The right form of Magnesium
There are many available forms of magnesium, however, magnesium glycinate has a few reasons why the addition of glycine makes it considered to be better than others. Firstly, it has high bioavailability, meaning your body will absorb the magnesium easier resulting in higher magnesium levels (6).
Secondly, many other forms will cause digestive issues, however, because of the nature of absorption, this is unlikely to happen with magnesium glycinate. Lastly, due interactions with glycine, your body will be more relaxed, and will be ready for a high quality sleep.
Dosage
Not only does Magnesium have many advantages for the body, but also it is also easy for consumption.
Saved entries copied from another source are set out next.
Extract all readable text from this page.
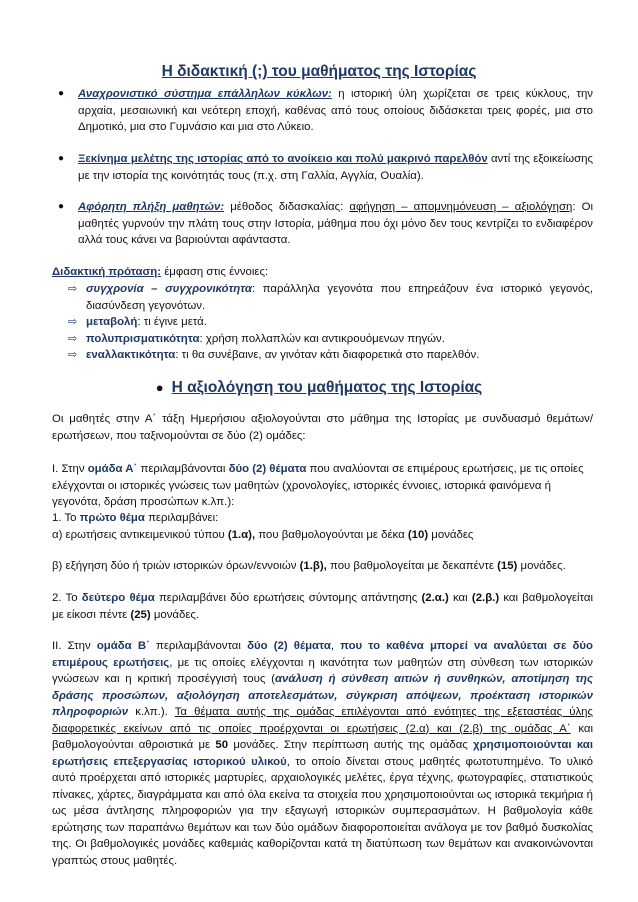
Η διδακτική (;) του μαθήματος της Ιστορίας
● Αναχρονιστικό σύστημα επάλληλων κύκλων: η ιστορική ύλη χωρίζεται σε τρεις κύκλους, την αρχαία, μεσαιωνική και νεότερη εποχή, καθένας από τους οποίους διδάσκεται τρεις φορές, μια στο Δημοτικό, μια στο Γυμνάσιο και μια στο Λύκειο.
● Ξεκίνημα μελέτης της ιστορίας από το ανοίκειο και πολύ μακρινό παρελθόν αντί της εξοικείωσης με την ιστορία της κοινότητάς τους (π.χ. στη Γαλλία, Αγγλία, Ουαλία).
● Αφόρητη πλήξη μαθητών: μέθοδος διδασκαλίας: αφήγηση – απομνημόνευση – αξιολόγηση: Οι μαθητές γυρνούν την πλάτη τους στην Ιστορία, μάθημα που όχι μόνο δεν τους κεντρίζει το ενδιαφέρον αλλά τους κάνει να βαριούνται αφάνταστα.
Διδακτική πρόταση: έμφαση στις έννοιες:
⇨ συγχρονία – συγχρονικότητα: παράλληλα γεγονότα που επηρεάζουν ένα ιστορικό γεγονός, διασύνδεση γεγονότων.
⇨ μεταβολή: τι έγινε μετά.
⇨ πολυπρισματικότητα: χρήση πολλαπλών και αντικρουόμενων πηγών.
⇨ εναλλακτικότητα: τι θα συνέβαινε, αν γινόταν κάτι διαφορετικά στο παρελθόν.
● Η αξιολόγηση του μαθήματος της Ιστορίας
Οι μαθητές στην Α΄ τάξη Ημερήσιου αξιολογούνται στο μάθημα της Ιστορίας με συνδυασμό θεμάτων/ερωτήσεων, που ταξινομούνται σε δύο (2) ομάδες:
Ι. Στην ομάδα Α΄ περιλαμβάνονται δύο (2) θέματα που αναλύονται σε επιμέρους ερωτήσεις, με τις οποίες ελέγχονται οι ιστορικές γνώσεις των μαθητών (χρονολογίες, ιστορικές έννοιες, ιστορικά φαινόμενα ή γεγονότα, δράση προσώπων κ.λπ.):
1. Το πρώτο θέμα περιλαμβάνει:
α) ερωτήσεις αντικειμενικού τύπου (1.α), που βαθμολογούνται με δέκα (10) μονάδες
β) εξήγηση δύο ή τριών ιστορικών όρων/εννοιών (1.β), που βαθμολογείται με δεκαπέντε (15) μονάδες.
2. Το δεύτερο θέμα περιλαμβάνει δύο ερωτήσεις σύντομης απάντησης (2.α.) και (2.β.) και βαθμολογείται με είκοσι πέντε (25) μονάδες.
ΙΙ. Στην ομάδα Β΄ περιλαμβάνονται δύο (2) θέματα, που το καθένα μπορεί να αναλύεται σε δύο επιμέρους ερωτήσεις, με τις οποίες ελέγχονται η ικανότητα των μαθητών στη σύνθεση των ιστορικών γνώσεων και η κριτική προσέγγισή τους (ανάλυση ή σύνθεση αιτιών ή συνθηκών, αποτίμηση της δράσης προσώπων, αξιολόγηση αποτελεσμάτων, σύγκριση απόψεων, προέκταση ιστορικών πληροφοριών κ.λπ.). Τα θέματα αυτής της ομάδας επιλέγονται από ενότητες της εξεταστέας ύλης διαφορετικές εκείνων από τις οποίες προέρχονται οι ερωτήσεις (2.α) και (2.β) της ομάδας Α΄ και βαθμολογούνται αθροιστικά με 50 μονάδες. Στην περίπτωση αυτής της ομάδας χρησιμοποιούνται και ερωτήσεις επεξεργασίας ιστορικού υλικού, το οποίο δίνεται στους μαθητές φωτοτυπημένο. Το υλικό αυτό προέρχεται από ιστορικές μαρτυρίες, αρχαιολογικές μελέτες, έργα τέχνης, φωτογραφίες, στατιστικούς πίνακες, χάρτες, διαγράμματα και από όλα εκείνα τα στοιχεία που χρησιμοποιούνται ως ιστορικά τεκμήρια ή ως μέσα άντλησης πληροφοριών για την εξαγωγή ιστορικών συμπερασμάτων. Η βαθμολογία κάθε ερώτησης των παραπάνω θεμάτων και των δύο ομάδων διαφοροποιείται ανάλογα με τον βαθμό δυσκολίας της. Οι βαθμολογικές μονάδες καθεμιάς καθορίζονται κατά τη διατύπωση των θεμάτων και ανακοινώνονται γραπτώς στους μαθητές.
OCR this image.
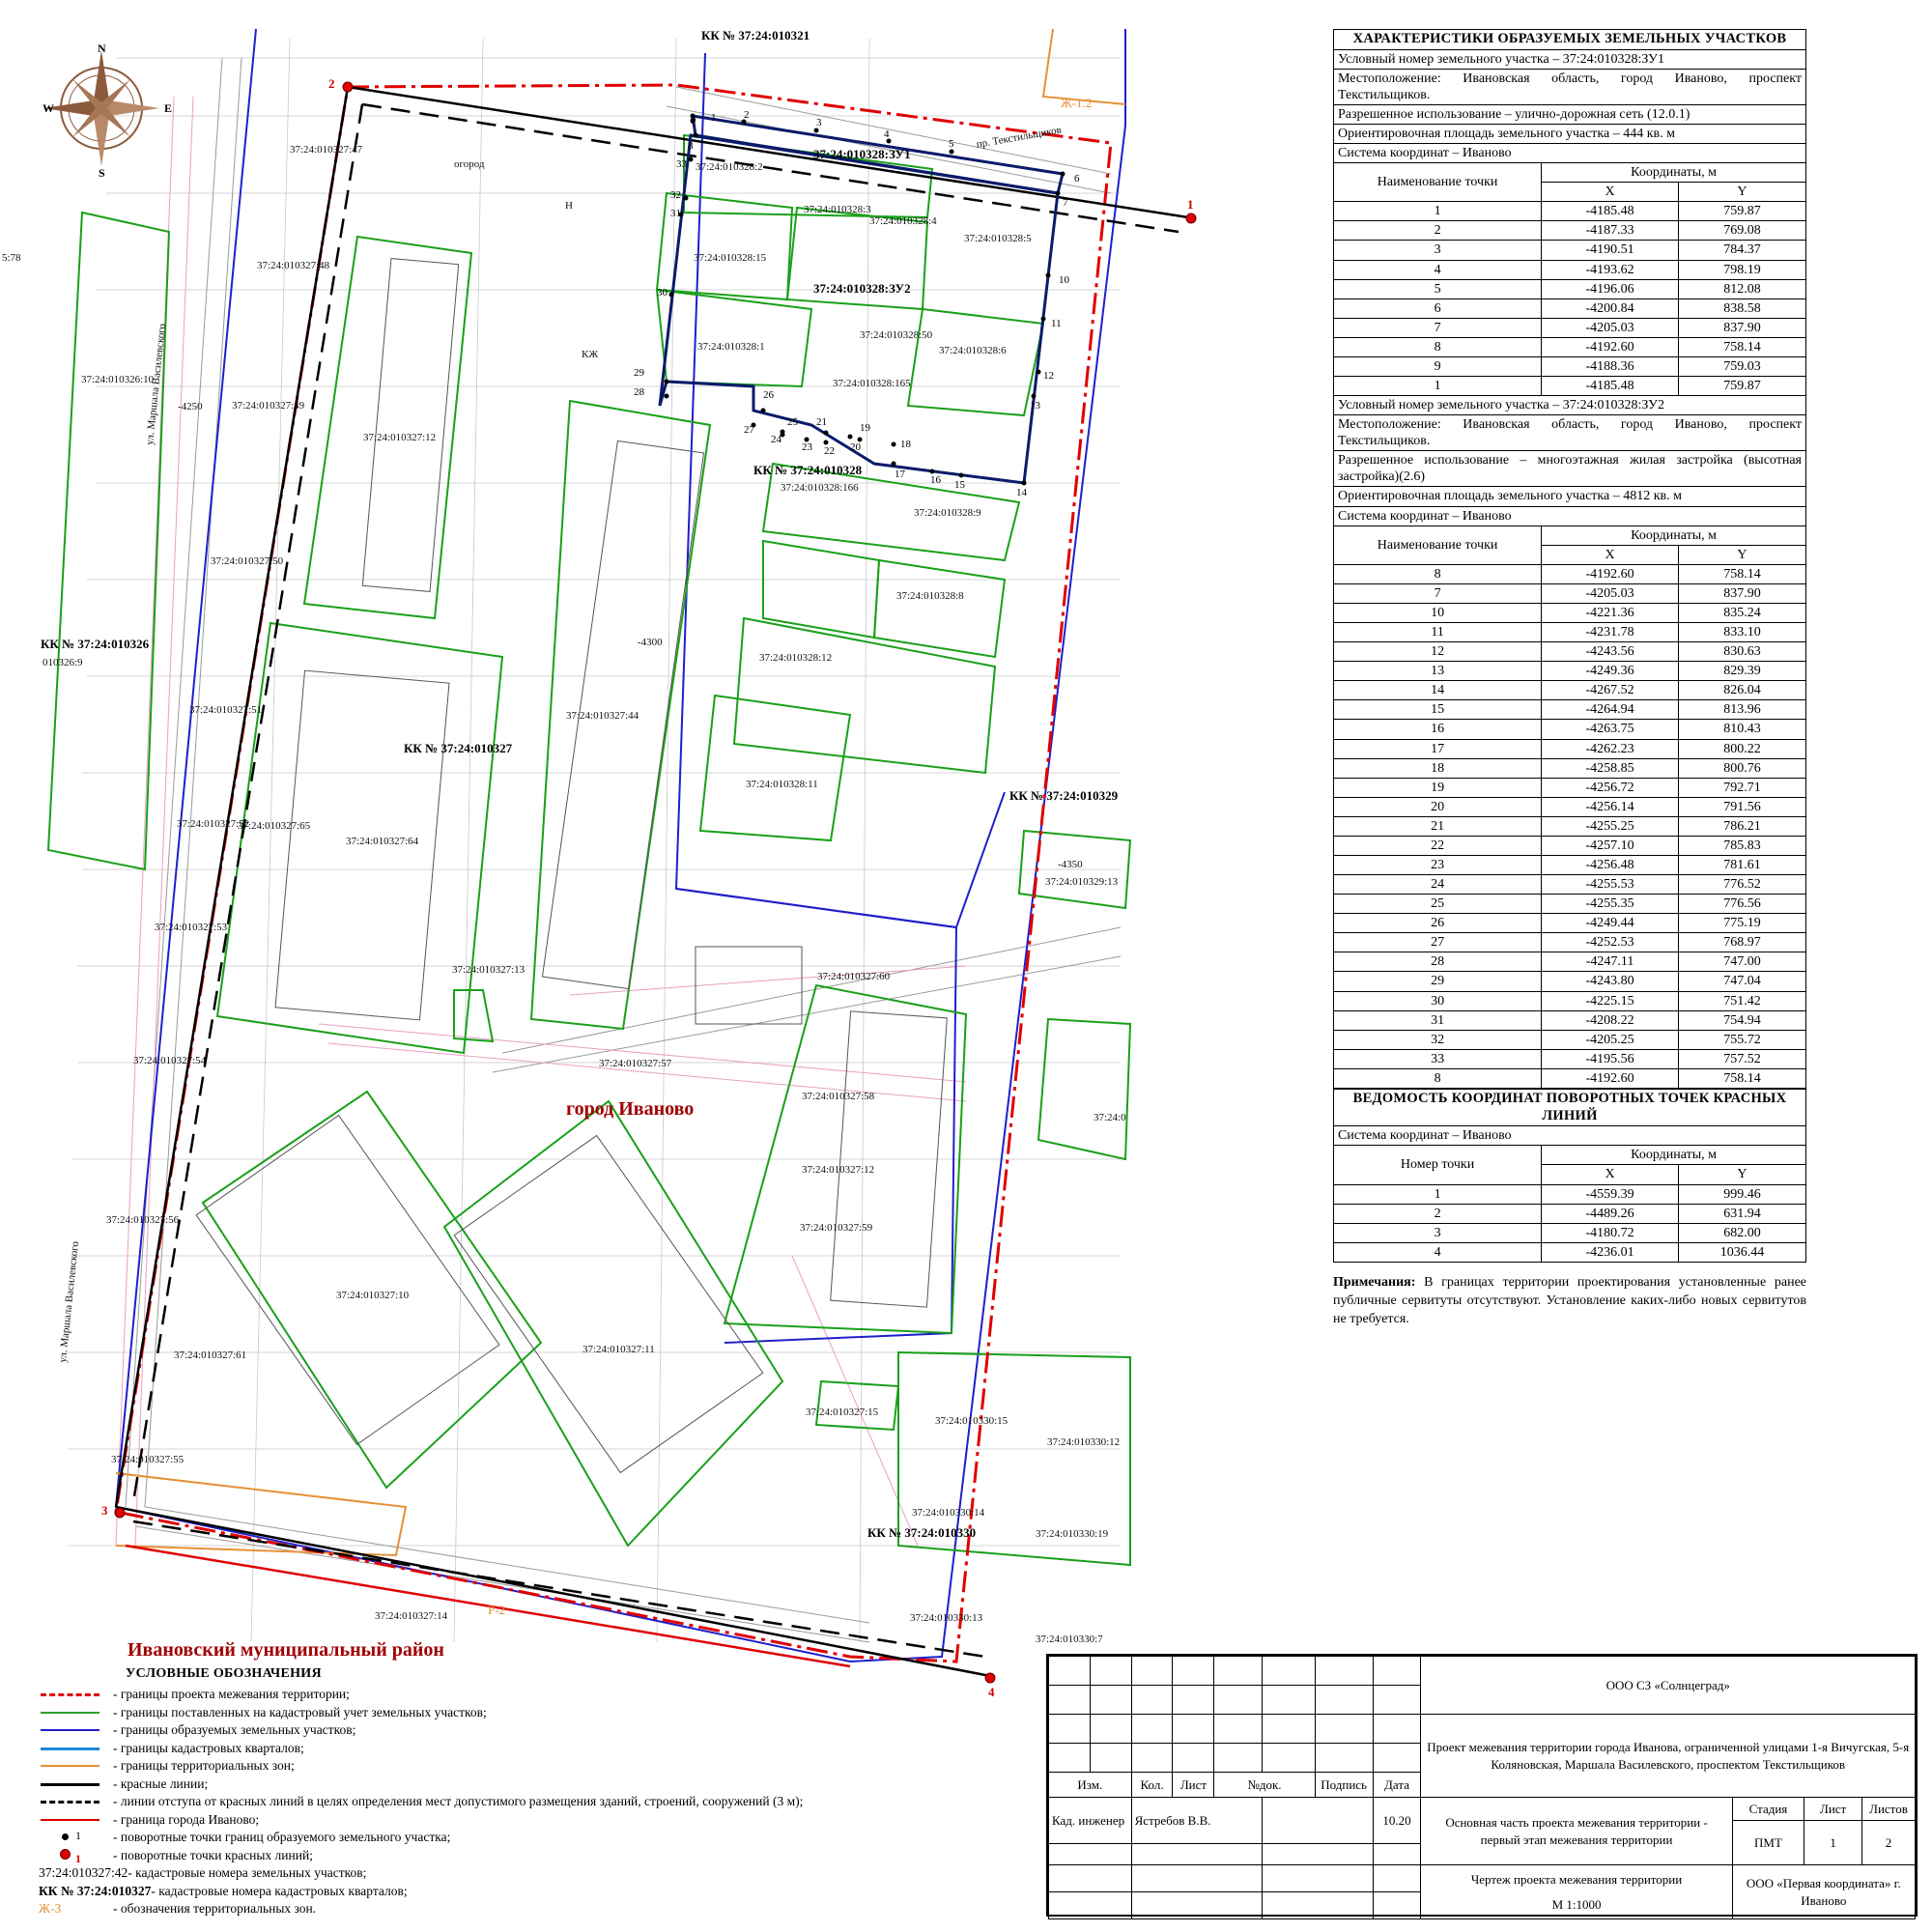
N
S
E
W
КК № 37:24:010321
КК № 37:24:010326
КК № 37:24:010327
КК № 37:24:010328
КК № 37:24:010329
КК № 37:24:010330
37:24:010328:ЗУ1
37:24:010328:ЗУ2
37:24:010327:47
37:24:010327:48
37:24:010327:49
37:24:010327:50
37:24:010327:51
37:24:010327:52
37:24:010327:53
37:24:010327:54
37:24:010327:55
37:24:010327:56
37:24:010327:61
37:24:010327:12
37:24:010327:65
37:24:010327:64
37:24:010327:44
37:24:010327:13
37:24:010327:57
37:24:010327:60
37:24:010327:58
37:24:010327:12
37:24:010327:59
37:24:010327:10
37:24:010327:11
37:24:010327:15
37:24:010327:14
37:24:010328:2
37:24:010328:3
37:24:010328:4
37:24:010328:5
37:24:010328:15
37:24:010328:1
37:24:010328:50
37:24:010328:6
37:24:010328:165
37:24:010328:166
37:24:010328:9
37:24:010328:8
37:24:010328:12
37:24:010328:11
37:24:010326:10
010326:9
37:24:010329:13
37:24:010330:15
37:24:010330:12
37:24:010330:14
37:24:010330:19
37:24:010330:13
37:24:010330:7
37:24:0
Ж-1.2
Р-2
ул. Маршала Василевского
ул. Маршала Василевского
пр. Текстильщиков
5:78
-4250
-4300
-4350
огород
КЖ
Н
9	2
3
4
5
6
7
8
33
32
31
30
29
28
10
11
12
13
14
15
16
17
18
19
20
21
22
23
24
25
26
27
1
1
3
2
4
город Иваново
Ивановский муниципальный район
УСЛОВНЫЕ ОБОЗНАЧЕНИЯ
- границы проекта межевания территории;
- границы поставленных на кадастровый учет земельных участков;
- границы образуемых земельных участков;
- границы кадастровых кварталов;
- границы территориальных зон;
- красные линии;
- линии отступа от красных линий в целях определения мест допустимого размещения зданий, строений, сооружений (3 м);
- граница города Иваново;
1 - поворотные точки границ образуемого земельного участка;
1 - поворотные точки красных линий;
37:24:010327:42 - кадастровые номера земельных участков;
КК № 37:24:010327 - кадастровые номера кадастровых кварталов;
Ж-3	- обозначения территориальных зон.
ХАРАКТЕРИСТИКИ ОБРАЗУЕМЫХ ЗЕМЕЛЬНЫХ УЧАСТКОВ		
Условный номер земельного участка – 37:24:010328:ЗУ1		
Местоположение: Ивановская область, город Иваново, проспект Текстильщиков.		
Разрешенное использование – улично-дорожная сеть (12.0.1)		
Ориентировочная площадь земельного участка – 444 кв. м		
Система координат – Иваново		
Наименование точки	Координаты, м	
	X	Y
1	-4185.48	759.87
2	-4187.33	769.08
3	-4190.51	784.37
4	-4193.62	798.19
5	-4196.06	812.08
6	-4200.84	838.58
7	-4205.03	837.90
8	-4192.60	758.14
9	-4188.36	759.03
1	-4185.48	759.87
Условный номер земельного участка – 37:24:010328:ЗУ2		
Местоположение: Ивановская область, город Иваново, проспект Текстильщиков.		
Разрешенное использование – многоэтажная жилая застройка (высотная застройка)(2.6)		
Ориентировочная площадь земельного участка – 4812 кв. м		
Система координат – Иваново		
Наименование точки	Координаты, м	
	X	Y
8	-4192.60	758.14
7	-4205.03	837.90
10	-4221.36	835.24
11	-4231.78	833.10
12	-4243.56	830.63
13	-4249.36	829.39
14	-4267.52	826.04
15	-4264.94	813.96
16	-4263.75	810.43
17	-4262.23	800.22
18	-4258.85	800.76
19	-4256.72	792.71
20	-4256.14	791.56
21	-4255.25	786.21
22	-4257.10	785.83
23	-4256.48	781.61
24	-4255.53	776.52
25	-4255.35	776.56
26	-4249.44	775.19
27	-4252.53	768.97
28	-4247.11	747.00
29	-4243.80	747.04
30	-4225.15	751.42
31	-4208.22	754.94
32	-4205.25	755.72
33	-4195.56	757.52
8	-4192.60	758.14
ВЕДОМОСТЬ КООРДИНАТ ПОВОРОТНЫХ ТОЧЕК КРАСНЫХ ЛИНИЙ		
Система координат – Иваново		
Номер точки	Координаты, м	
	X	Y
1	-4559.39	999.46
2	-4489.26	631.94
3	-4180.72	682.00
4	-4236.01	1036.44
Примечания: В границах территории проектирования установленные ранее публичные сервитуты отсутствуют. Установление каких-либо новых сервитутов не требуется.
								ООО СЗ «Солнцеград»			

								Проект межевания территории города Иванова, ограниченной улицами 1-я Вичугская, 5-я Коляновская, Маршала Василевского, проспектом Текстильщиков			

Изм.		Кол.	Лист	№док.		Подпись	Дата				
Кад. инженер		Ястребов В.В.					10.20	Основная часть проекта межевания территории - первый этап межевания территории	Стадия	Лист	Листов
									ПМТ	1	2

								Чертеж проекта межевания территории
М 1:1000	ООО «Первая координата» г. Иваново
It is available in both tablet and powder form. The powder form can be mixed in with a drink allowing for a more pleasant experience.
Final Thoughts
Sleep is crucial for living our lives to the fullest, and magnesium is a key nutrient that is important for various process in the body, in particular, to assist you in reaching the quality of sleep that you desire.
Magnesium glycinate supplementation is an extremely effective method to increase magnesium intake and support your sleep and can be taken in different ways depending on your needs.Whether it be taken in a powder form with a drink before bed, or in tablet form, by keeping a consistent routine, you will be able to reap the maximum benefit.
Reference List
1. National Institutes for Health, n.d. Office of Dietary Supplements - Magnesium. [online] Ods.od.nih.gov. Available at: <https://ods.od.nih.gov/factsheets/Magnesium-HealthProfessional/#:~:text=Magnesium%2C%20an%20abundant%20mineral%20in,such%20as%20antacids%20and%20laxatives>
2. Link, R. and Spritzler, F., 2022. 12 Magnesium Health Benefits. [online] Healthline. Available at: <https://www.healthline.com/nutrition/magnesium-benefits>
3. Cleveland Clinic (2022). Gamma-Aminobutyric Acid (GABA): What It Is, Function & Benefits. [online] Cleveland Clinic. Available at: https://my.clevelandclinic.org/health/articles/22857-gamma-aminobutyric-acid-gaba.
4. Chollet D, Franken P, Raffin Y, Malafosse A, Widmer J, Tafti M. Blood and brain magnesium in inbred mice and their correlation with sleep quality. Am J Physiol Regul Integr Comp Physiol. 2000;279:R2173–8.
5. Kawai N, Sakai N, Okuro M, Karakawa S, Tsuneyoshi Y, Kawasaki N, Takeda T, Bannai M, Nishino S. The sleep-promoting and hypothermic effects of glycine are mediated by NMDA receptors in the suprachiasmatic nucleus. Neuropsychopharmacology. 2015 May;40(6):1405-16. doi: 10.1038/npp.2014.326. Epub 2014 Dec 23. PMID: 25533534; PMCID: PMC4397399.
6. Schuchardt JP, Hahn A. Intestinal Absorption and Factors Influencing Bioavailability of Magnesium-An Update. Curr Nutr Food Sci. 2017 Nov;13(4):260-278. doi: 10.2174/1573401313666170427162740. PMID: 29123461; PMCID: PMC5652077.